Ella: Slow.....Violins...... It sounds happy and sad both. I think they play it at weddings alot.
Insightful, I thought, for a girl who's only been to two weddings, neither of which played Pachelbel's Canon. Was she already perceiving that weddings are intuitively both happy and sad? The celebration of new love and that bittersweetness of leaving home? This is why my children are simply not allowed to date. Because, if they do, then someday they will leave me. And if they leave me, then I will make them walk down the aisle to the beautiful, bittersweet happy-sadness of Pachelbel's Canon in D. This will remind them that while they might be blissfully happy, I am only happy-sad. Happy-sad like Pachelbel's Canon in D.
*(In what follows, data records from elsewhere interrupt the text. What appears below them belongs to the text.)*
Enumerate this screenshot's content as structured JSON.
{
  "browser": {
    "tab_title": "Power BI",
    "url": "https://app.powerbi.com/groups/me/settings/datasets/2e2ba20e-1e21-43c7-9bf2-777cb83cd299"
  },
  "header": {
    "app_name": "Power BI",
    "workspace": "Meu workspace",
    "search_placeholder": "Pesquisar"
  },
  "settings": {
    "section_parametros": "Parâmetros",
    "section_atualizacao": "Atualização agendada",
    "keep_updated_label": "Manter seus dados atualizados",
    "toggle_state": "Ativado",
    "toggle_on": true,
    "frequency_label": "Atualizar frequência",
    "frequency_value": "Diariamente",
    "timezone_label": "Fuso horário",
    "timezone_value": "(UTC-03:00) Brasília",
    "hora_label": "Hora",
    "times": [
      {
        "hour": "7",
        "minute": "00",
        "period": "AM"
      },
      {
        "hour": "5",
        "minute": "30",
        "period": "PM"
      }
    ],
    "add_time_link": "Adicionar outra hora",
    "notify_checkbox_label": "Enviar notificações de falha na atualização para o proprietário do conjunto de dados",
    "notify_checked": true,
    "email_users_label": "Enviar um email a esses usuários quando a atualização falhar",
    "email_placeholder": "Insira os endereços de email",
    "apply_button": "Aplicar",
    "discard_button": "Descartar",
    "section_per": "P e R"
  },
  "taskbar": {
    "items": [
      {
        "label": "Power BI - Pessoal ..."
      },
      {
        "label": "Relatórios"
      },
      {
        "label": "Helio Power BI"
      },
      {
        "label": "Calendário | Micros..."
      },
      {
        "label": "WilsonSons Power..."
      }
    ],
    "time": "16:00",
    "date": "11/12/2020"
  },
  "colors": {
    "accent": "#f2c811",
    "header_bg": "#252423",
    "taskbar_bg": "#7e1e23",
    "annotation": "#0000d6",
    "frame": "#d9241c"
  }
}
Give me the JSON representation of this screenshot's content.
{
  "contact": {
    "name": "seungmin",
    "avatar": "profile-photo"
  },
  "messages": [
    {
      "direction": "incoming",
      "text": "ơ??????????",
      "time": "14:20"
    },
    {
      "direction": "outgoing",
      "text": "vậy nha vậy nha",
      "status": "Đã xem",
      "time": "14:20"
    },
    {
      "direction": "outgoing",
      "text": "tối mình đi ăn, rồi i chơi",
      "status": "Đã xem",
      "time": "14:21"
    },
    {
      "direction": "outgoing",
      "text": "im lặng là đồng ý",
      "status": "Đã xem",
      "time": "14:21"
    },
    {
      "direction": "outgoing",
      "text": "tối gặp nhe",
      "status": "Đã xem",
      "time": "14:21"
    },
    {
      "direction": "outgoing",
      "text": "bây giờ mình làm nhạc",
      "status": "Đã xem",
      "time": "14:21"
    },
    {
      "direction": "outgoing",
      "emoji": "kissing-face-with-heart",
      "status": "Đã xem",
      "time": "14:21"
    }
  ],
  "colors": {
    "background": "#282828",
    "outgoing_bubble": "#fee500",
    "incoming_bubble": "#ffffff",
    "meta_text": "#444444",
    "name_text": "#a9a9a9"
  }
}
Although the circumstances of the piece's composition are wholly unknown, one writer hypothesized that the Canon may have indeed been composed for a wedding. The wedding was that of Johann Christoph Bach, on October 23, 1694. The music for the occasion was provided by Johann Ambrosius Bach, Pachelbel, and other friends and family members. Johann Christoph Bach was a former pupil of Pachelbel's and was also Johann Sebastian Bach's oldest brother.
Canon in D major is the most famous piece of music by German Baroque composer, Johann Pachelbel. It was originally scored for three violins and basso continuo and paired with a gigue in the same key. Like most other works by Pachelbel and other pre-1700 composers, the Canon remained forgotten for centuries and was rediscovered only in the 20th century. Several decades after is was first published in 1919, the piece became extremely popular, and today it frequently played at weddings and included on classical music compilations.
Pachelbel's Canon combines the techniques of canon and ground bass. Canon is a polyphonic device in which several voices play the same music, entering in sequence. (Think a round like, Row, Row, Row Your Boat.) In Pachelbel's piece, there are three voices engaged in canon (see below), but there is also a fourth voice, the basso continuo, which plays an independent part. The bass keeps repeating the same two-bar line throughout the piece. This is called ostinato, or ground bass.
What did the other kids think?
SAMUEL: (the human calculator) say, "It's simplistically beautiful, I guess."
ANNA: It makes me feel like I'm in a boat on a lake with my family and having a good time.
ARIELLE: I can't even tell it's a canon (a round ) because it's so beautiful.
TRANSLATION: Sweet sounds, pretty music. It kind of sounds like Swan Lake. It sounds like a princess music.